Insalubrité d’un bâtiment scolaire

Insalubrité d’un bâtiment scolaire

J’ai interrogé en séance plénière la Ministre de l’Education  en séance plénière au sujet de l’insalubrité de bâtiments scolaires.

Voici notre échange:

Isabelle Emmery – Madame la Ministre, je partage les préoccupations de mon collègue. Ce matin, un arrêt de travail a eu lieu dans l’école fondamentale annexée à l’Athénée royal Leonardo da Vinci, rue des Goujons à Anderlecht.

Par cet arrêt de travail, le personnel entend dénoncer les conditions de travail difficiles et les conditions de vie déplorables – terme utilisé par les syndicats – pour la centaine d’enfants accueillis dans l’établissement. C’est un hangar mal chauffé, mal isolé, dépourvu de toilettes, semble-t-il. Vous concéderez qu’en plein hiver, laisser ces enfants dans un tel lieu ne paraît pas acceptable.

Je souhaite faire le point avec vous sur ce dossier.

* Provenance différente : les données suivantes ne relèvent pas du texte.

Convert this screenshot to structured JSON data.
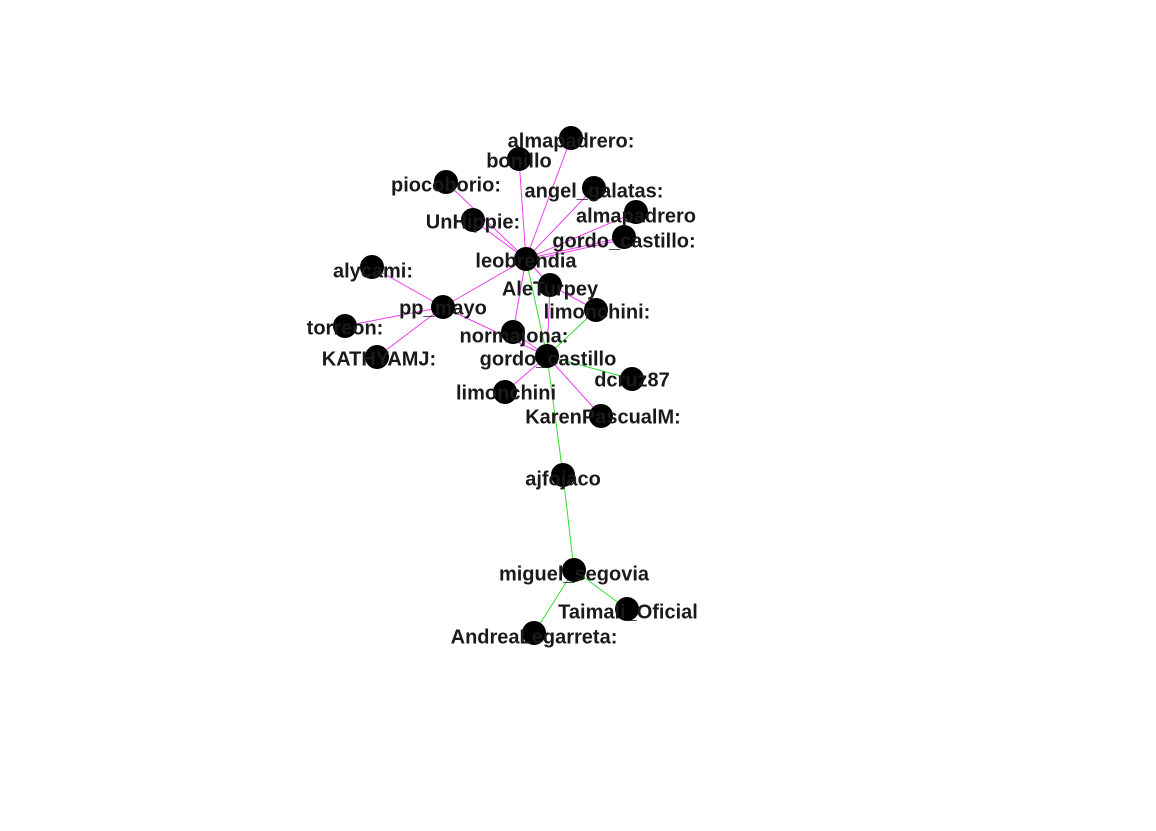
{
  "graph": {
    "edge_colors": {
      "magenta": "#ee3cee",
      "green": "#33dd33"
    },
    "node_color": "#000000",
    "nodes": [
      {
        "id": "almapadrero_c",
        "label": "almapadrero:"
      },
      {
        "id": "bonillo",
        "label": "bonillo"
      },
      {
        "id": "piocoborio",
        "label": "piocoborio:"
      },
      {
        "id": "angel_galatas",
        "label": "angel_galatas:"
      },
      {
        "id": "UnHippie",
        "label": "UnHippie:"
      },
      {
        "id": "almapadrero",
        "label": "almapadrero"
      },
      {
        "id": "gordo_castillo_c",
        "label": "gordo_castillo:"
      },
      {
        "id": "leobrendia",
        "label": "leobrendia"
      },
      {
        "id": "alycami",
        "label": "alycami:"
      },
      {
        "id": "AleTurpey",
        "label": "AleTurpey"
      },
      {
        "id": "pp_mayo",
        "label": "pp_mayo"
      },
      {
        "id": "limonchini_c",
        "label": "limonchini:"
      },
      {
        "id": "torreon",
        "label": "torreon:"
      },
      {
        "id": "normajona",
        "label": "normajona:"
      },
      {
        "id": "KATHYAMJ",
        "label": "KATHYAMJ:"
      },
      {
        "id": "gordo_castillo",
        "label": "gordo_castillo"
      },
      {
        "id": "dcruz87",
        "label": "dcruz87"
      },
      {
        "id": "limonchini",
        "label": "limonchini"
      },
      {
        "id": "KarenPascualM",
        "label": "KarenPascualM:"
      },
      {
        "id": "ajfojaco",
        "label": "ajfojaco"
      },
      {
        "id": "miguel_segovia",
        "label": "miguel_segovia"
      },
      {
        "id": "Taimali_Oficial",
        "label": "Taimali_Oficial"
      },
      {
        "id": "AndreaLegarreta",
        "label": "AndreaLegarreta:"
      }
    ],
    "edges": [
      {
        "from": "leobrendia",
        "to": "almapadrero_c",
        "color": "magenta"
      },
      {
        "from": "leobrendia",
        "to": "bonillo",
        "color": "magenta"
      },
      {
        "from": "leobrendia",
        "to": "piocoborio",
        "color": "magenta"
      },
      {
        "from": "leobrendia",
        "to": "angel_galatas",
        "color": "magenta"
      },
      {
        "from": "leobrendia",
        "to": "UnHippie",
        "color": "magenta"
      },
      {
        "from": "leobrendia",
        "to": "almapadrero",
        "color": "magenta"
      },
      {
        "from": "leobrendia",
        "to": "gordo_castillo_c",
        "color": "magenta"
      },
      {
        "from": "leobrendia",
        "to": "gordo_castillo_c",
        "color": "magenta"
      },
      {
        "from": "leobrendia",
        "to": "AleTurpey",
        "color": "magenta"
      },
      {
        "from": "leobrendia",
        "to": "pp_mayo",
        "color": "magenta"
      },
      {
        "from": "leobrendia",
        "to": "normajona",
        "color": "magenta"
      },
      {
        "from": "leobrendia",
        "to": "gordo_castillo",
        "color": "green"
      },
      {
        "from": "pp_mayo",
        "to": "alycami",
        "color": "magenta"
      },
      {
        "from": "pp_mayo",
        "to": "torreon",
        "color": "magenta"
      },
      {
        "from": "pp_mayo",
        "to": "KATHYAMJ",
        "color": "magenta"
      },
      {
        "from": "pp_mayo",
        "to": "gordo_castillo",
        "color": "magenta"
      },
      {
        "from": "AleTurpey",
        "to": "limonchini_c",
        "color": "magenta"
      },
      {
        "from": "AleTurpey",
        "to": "gordo_castillo",
        "color": "magenta"
      },
      {
        "from": "normajona",
        "to": "gordo_castillo",
        "color": "magenta"
      },
      {
        "from": "limonchini_c",
        "to": "gordo_castillo",
        "color": "green"
      },
      {
        "from": "gordo_castillo",
        "to": "limonchini",
        "color": "magenta"
      },
      {
        "from": "gordo_castillo",
        "to": "dcruz87",
        "color": "green"
      },
      {
        "from": "gordo_castillo",
        "to": "KarenPascualM",
        "color": "magenta"
      },
      {
        "from": "gordo_castillo",
        "to": "ajfojaco",
        "color": "green"
      },
      {
        "from": "ajfojaco",
        "to": "miguel_segovia",
        "color": "green"
      },
      {
        "from": "miguel_segovia",
        "to": "Taimali_Oficial",
        "color": "green"
      },
      {
        "from": "miguel_segovia",
        "to": "AndreaLegarreta",
        "color": "green"
      }
    ]
  }
}
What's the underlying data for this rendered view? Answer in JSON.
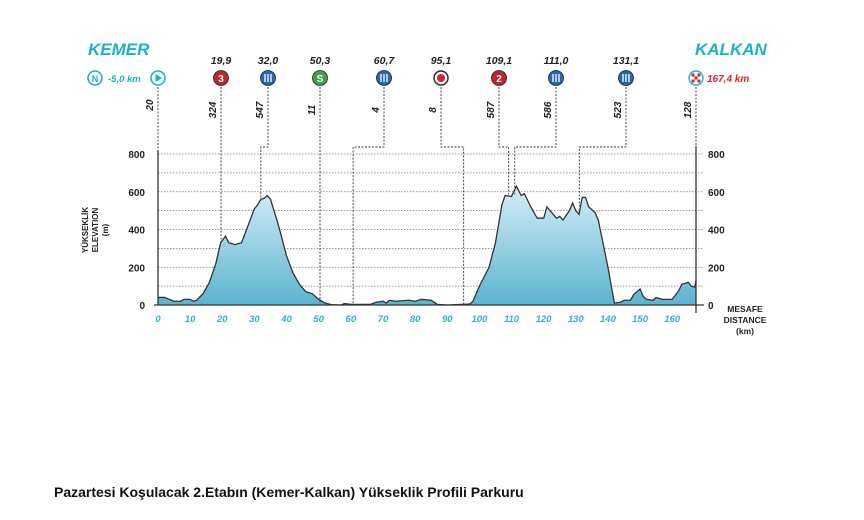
{
  "chart_data": {
    "type": "area",
    "title": "",
    "start_town": "KEMER",
    "finish_town": "KALKAN",
    "neutral": {
      "icon": "neutral-icon",
      "letter": "N",
      "label": "-5,0 km"
    },
    "finish_label": "167,4 km",
    "ylabel_lines": [
      "YÜKSEKLİK",
      "ELEVATION",
      "(m)"
    ],
    "xlabel_lines": [
      "MESAFE",
      "DISTANCE",
      "(km)"
    ],
    "xlim": [
      0,
      167.4
    ],
    "ylim": [
      0,
      800
    ],
    "xticks": [
      0,
      10,
      20,
      30,
      40,
      50,
      60,
      70,
      80,
      90,
      100,
      110,
      120,
      130,
      140,
      150,
      160
    ],
    "yticks": [
      0,
      200,
      400,
      600,
      800
    ],
    "grid": true,
    "colors": {
      "title": "#19b3c8",
      "fill_top": "#d6eef6",
      "fill_bottom": "#5ab4d0",
      "line": "#333333",
      "climb": "#c0272d",
      "feed": "#2a66b0",
      "sprint": "#3aa447",
      "finish": "#d6232f"
    },
    "markers": [
      {
        "km": 0,
        "km_label": "",
        "elev": "20",
        "type": "start"
      },
      {
        "km": 19.9,
        "km_label": "19,9",
        "elev": "324",
        "type": "climb",
        "text": "3"
      },
      {
        "km": 32.0,
        "km_label": "32,0",
        "elev": "547",
        "type": "feed"
      },
      {
        "km": 50.3,
        "km_label": "50,3",
        "elev": "11",
        "type": "sprint",
        "text": "S"
      },
      {
        "km": 60.7,
        "km_label": "60,7",
        "elev": "4",
        "type": "feed"
      },
      {
        "km": 95.1,
        "km_label": "95,1",
        "elev": "8",
        "type": "bonus"
      },
      {
        "km": 109.1,
        "km_label": "109,1",
        "elev": "587",
        "type": "climb",
        "text": "2"
      },
      {
        "km": 111.0,
        "km_label": "111,0",
        "elev": "586",
        "type": "feed"
      },
      {
        "km": 131.1,
        "km_label": "131,1",
        "elev": "523",
        "type": "feed"
      },
      {
        "km": 167.4,
        "km_label": "",
        "elev": "128",
        "type": "finish"
      }
    ],
    "profile": [
      [
        0,
        40
      ],
      [
        2,
        40
      ],
      [
        5,
        20
      ],
      [
        7,
        20
      ],
      [
        8,
        30
      ],
      [
        10,
        30
      ],
      [
        11,
        20
      ],
      [
        12,
        25
      ],
      [
        14,
        60
      ],
      [
        16,
        120
      ],
      [
        18,
        220
      ],
      [
        19.5,
        330
      ],
      [
        21,
        365
      ],
      [
        22,
        330
      ],
      [
        24,
        320
      ],
      [
        26,
        330
      ],
      [
        28,
        420
      ],
      [
        30,
        510
      ],
      [
        31,
        530
      ],
      [
        32,
        560
      ],
      [
        33,
        565
      ],
      [
        34,
        580
      ],
      [
        35,
        560
      ],
      [
        37,
        450
      ],
      [
        38,
        390
      ],
      [
        40,
        260
      ],
      [
        42,
        170
      ],
      [
        44,
        110
      ],
      [
        46,
        70
      ],
      [
        48,
        60
      ],
      [
        50,
        30
      ],
      [
        52,
        10
      ],
      [
        54,
        2
      ],
      [
        57,
        0
      ],
      [
        58,
        8
      ],
      [
        60,
        3
      ],
      [
        66,
        3
      ],
      [
        68,
        15
      ],
      [
        70,
        20
      ],
      [
        71,
        10
      ],
      [
        72,
        25
      ],
      [
        74,
        20
      ],
      [
        78,
        25
      ],
      [
        80,
        20
      ],
      [
        82,
        30
      ],
      [
        85,
        25
      ],
      [
        87,
        3
      ],
      [
        90,
        0
      ],
      [
        97,
        5
      ],
      [
        98,
        20
      ],
      [
        100,
        100
      ],
      [
        103,
        200
      ],
      [
        105,
        330
      ],
      [
        107,
        530
      ],
      [
        108,
        580
      ],
      [
        110,
        575
      ],
      [
        111.5,
        630
      ],
      [
        113,
        580
      ],
      [
        114,
        590
      ],
      [
        116,
        520
      ],
      [
        118,
        460
      ],
      [
        120,
        460
      ],
      [
        121,
        520
      ],
      [
        123,
        480
      ],
      [
        124,
        460
      ],
      [
        125,
        470
      ],
      [
        126,
        450
      ],
      [
        128,
        500
      ],
      [
        129,
        540
      ],
      [
        130,
        500
      ],
      [
        131,
        480
      ],
      [
        132,
        570
      ],
      [
        133,
        570
      ],
      [
        134,
        520
      ],
      [
        136,
        490
      ],
      [
        137,
        450
      ],
      [
        140,
        200
      ],
      [
        142,
        10
      ],
      [
        144,
        15
      ],
      [
        145,
        25
      ],
      [
        147,
        25
      ],
      [
        148,
        55
      ],
      [
        150,
        85
      ],
      [
        151,
        45
      ],
      [
        152,
        30
      ],
      [
        154,
        25
      ],
      [
        155,
        40
      ],
      [
        157,
        30
      ],
      [
        160,
        30
      ],
      [
        162,
        75
      ],
      [
        163,
        110
      ],
      [
        165,
        120
      ],
      [
        166,
        100
      ],
      [
        167,
        95
      ],
      [
        167.4,
        130
      ]
    ]
  },
  "caption": "Pazartesi Koşulacak 2.Etabın (Kemer-Kalkan) Yükseklik Profili Parkuru"
}
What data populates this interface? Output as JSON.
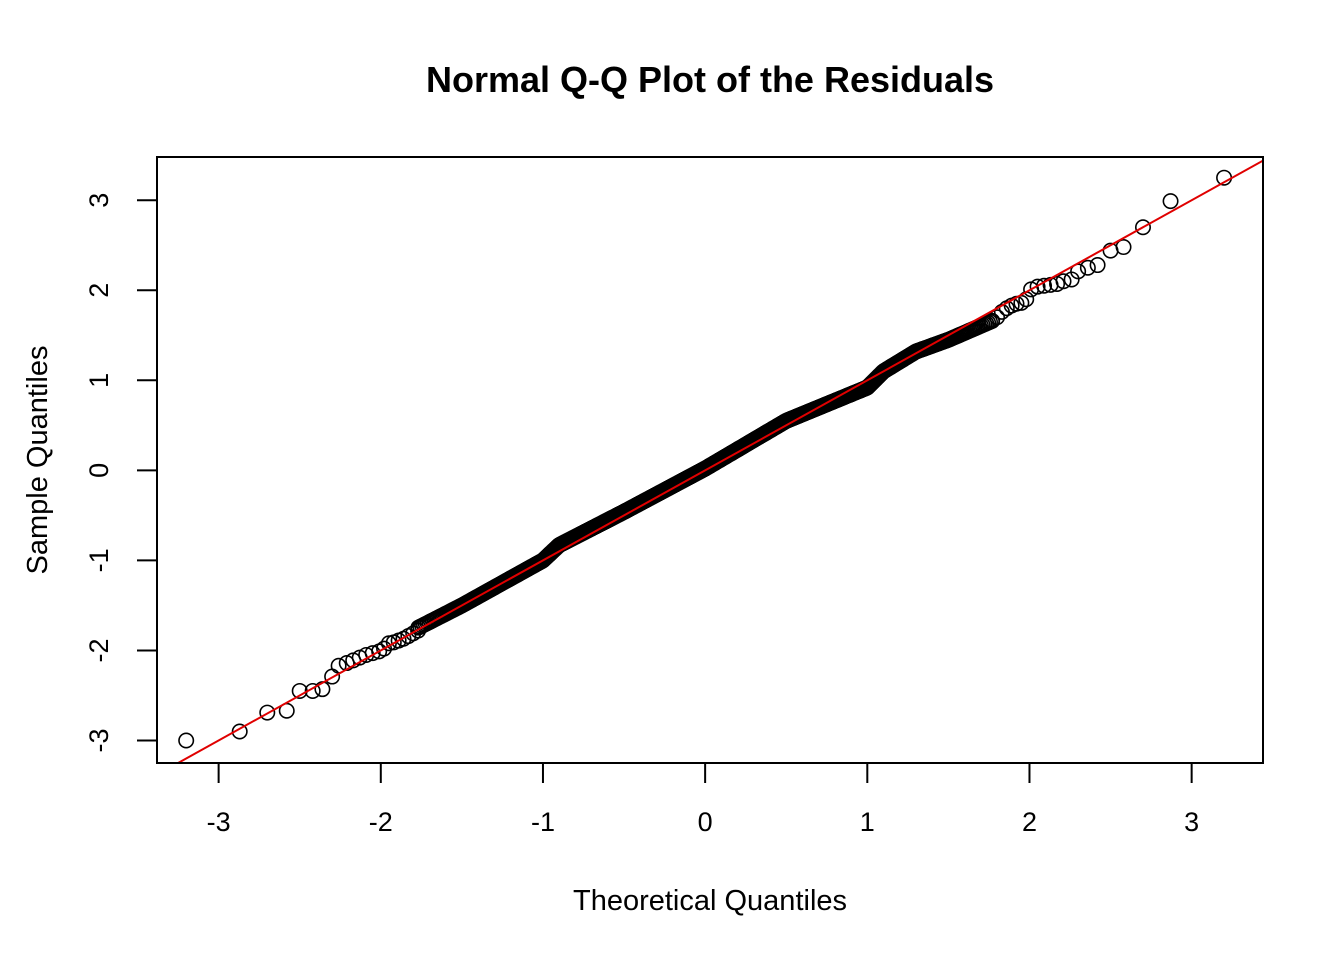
{
  "chart_data": {
    "type": "scatter",
    "title": "Normal Q-Q Plot of the Residuals",
    "xlabel": "Theoretical Quantiles",
    "ylabel": "Sample Quantiles",
    "xlim": [
      -3.38,
      3.44
    ],
    "ylim": [
      -3.25,
      3.48
    ],
    "xticks": [
      -3,
      -2,
      -1,
      0,
      1,
      2,
      3
    ],
    "yticks": [
      -3,
      -2,
      -1,
      0,
      1,
      2,
      3
    ],
    "grid": false,
    "n_points": 1000,
    "reference_line": {
      "intercept": 0.0,
      "slope": 1.0,
      "color": "#e00000"
    },
    "marker": {
      "shape": "open-circle",
      "color": "#000000"
    },
    "tail_points": {
      "lower": [
        {
          "x": -3.2,
          "y": -3.0
        },
        {
          "x": -2.87,
          "y": -2.9
        },
        {
          "x": -2.7,
          "y": -2.69
        },
        {
          "x": -2.58,
          "y": -2.67
        },
        {
          "x": -2.5,
          "y": -2.45
        },
        {
          "x": -2.42,
          "y": -2.45
        },
        {
          "x": -2.36,
          "y": -2.43
        },
        {
          "x": -2.3,
          "y": -2.29
        },
        {
          "x": -2.26,
          "y": -2.17
        },
        {
          "x": -2.21,
          "y": -2.14
        },
        {
          "x": -2.17,
          "y": -2.11
        },
        {
          "x": -2.13,
          "y": -2.08
        },
        {
          "x": -2.09,
          "y": -2.05
        },
        {
          "x": -2.05,
          "y": -2.03
        },
        {
          "x": -2.01,
          "y": -2.01
        },
        {
          "x": -1.98,
          "y": -1.98
        },
        {
          "x": -1.95,
          "y": -1.92
        },
        {
          "x": -1.92,
          "y": -1.91
        },
        {
          "x": -1.89,
          "y": -1.89
        },
        {
          "x": -1.86,
          "y": -1.87
        },
        {
          "x": -1.83,
          "y": -1.84
        },
        {
          "x": -1.8,
          "y": -1.81
        },
        {
          "x": -1.77,
          "y": -1.78
        }
      ],
      "upper": [
        {
          "x": 1.77,
          "y": 1.66
        },
        {
          "x": 1.8,
          "y": 1.7
        },
        {
          "x": 1.83,
          "y": 1.76
        },
        {
          "x": 1.86,
          "y": 1.8
        },
        {
          "x": 1.89,
          "y": 1.83
        },
        {
          "x": 1.92,
          "y": 1.85
        },
        {
          "x": 1.95,
          "y": 1.86
        },
        {
          "x": 1.98,
          "y": 1.9
        },
        {
          "x": 2.01,
          "y": 2.01
        },
        {
          "x": 2.05,
          "y": 2.04
        },
        {
          "x": 2.09,
          "y": 2.05
        },
        {
          "x": 2.13,
          "y": 2.06
        },
        {
          "x": 2.17,
          "y": 2.07
        },
        {
          "x": 2.21,
          "y": 2.1
        },
        {
          "x": 2.26,
          "y": 2.12
        },
        {
          "x": 2.3,
          "y": 2.21
        },
        {
          "x": 2.36,
          "y": 2.25
        },
        {
          "x": 2.42,
          "y": 2.28
        },
        {
          "x": 2.5,
          "y": 2.44
        },
        {
          "x": 2.58,
          "y": 2.48
        },
        {
          "x": 2.7,
          "y": 2.7
        },
        {
          "x": 2.87,
          "y": 2.99
        },
        {
          "x": 3.2,
          "y": 3.25
        }
      ]
    },
    "body_wiggle": [
      {
        "x": -2.0,
        "y": -1.96
      },
      {
        "x": -1.5,
        "y": -1.5
      },
      {
        "x": -1.0,
        "y": -1.0
      },
      {
        "x": -0.9,
        "y": -0.83
      },
      {
        "x": -0.5,
        "y": -0.46
      },
      {
        "x": 0.0,
        "y": 0.02
      },
      {
        "x": 0.5,
        "y": 0.55
      },
      {
        "x": 1.0,
        "y": 0.92
      },
      {
        "x": 1.1,
        "y": 1.1
      },
      {
        "x": 1.3,
        "y": 1.32
      },
      {
        "x": 1.5,
        "y": 1.45
      },
      {
        "x": 1.77,
        "y": 1.66
      }
    ]
  }
}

Les travaux vont-ils enfin commencer sur ce lieu qui a été ouvert de manière précaire, avant travaux, il y a deux ans. C’est long pour une occupation temporaire.

Plus fondamentalement, l’ouverture de cet espace a été décidée alors que, parallèlement, la commune d’Anderlecht faisait d’énormes efforts pour créer des places supplémentaires. Plusieurs écoles ont été ouvertes sous la précédente législature communale et l’on ne déplore plus de pénurie.

Certaines écoles ne sont même plus complètes dans le réseau communal. Cette décision prise il y a deux ans n’était pas bonne, surtout dans des locaux nullement adaptés. La solution envisagée consistant à déplacer cette centaine d’enfants au quatrième étage d’un immeuble n’est pas très agréable non plus et ne me semble pas être bonne. Pouvez-vous faire le point sur les travaux et, plus fondamentalement, sur la décision prise voici deux ans?

Marie-Martine Schyns, ministre de l’Éducation – Effectivement, la situation actuelle de l’école des Goujons est assez complexe. Cependant, dresser l’historique du projet est important, comme Mme Emmery l’a partiellement fait. L’école a été ouverte dans le cadre du plan de création urgente de places qui date d’avant 2016. L’idée était de placer des espaces modulaires, et non d’utiliser un hangar, et de déménager progressivement les élèves au fur et à mesure de l’agrandissement de l’école vers «la section des bandagistes» de l’établissement voisin, la Haute École Bruxelles-Brabant (HE2B).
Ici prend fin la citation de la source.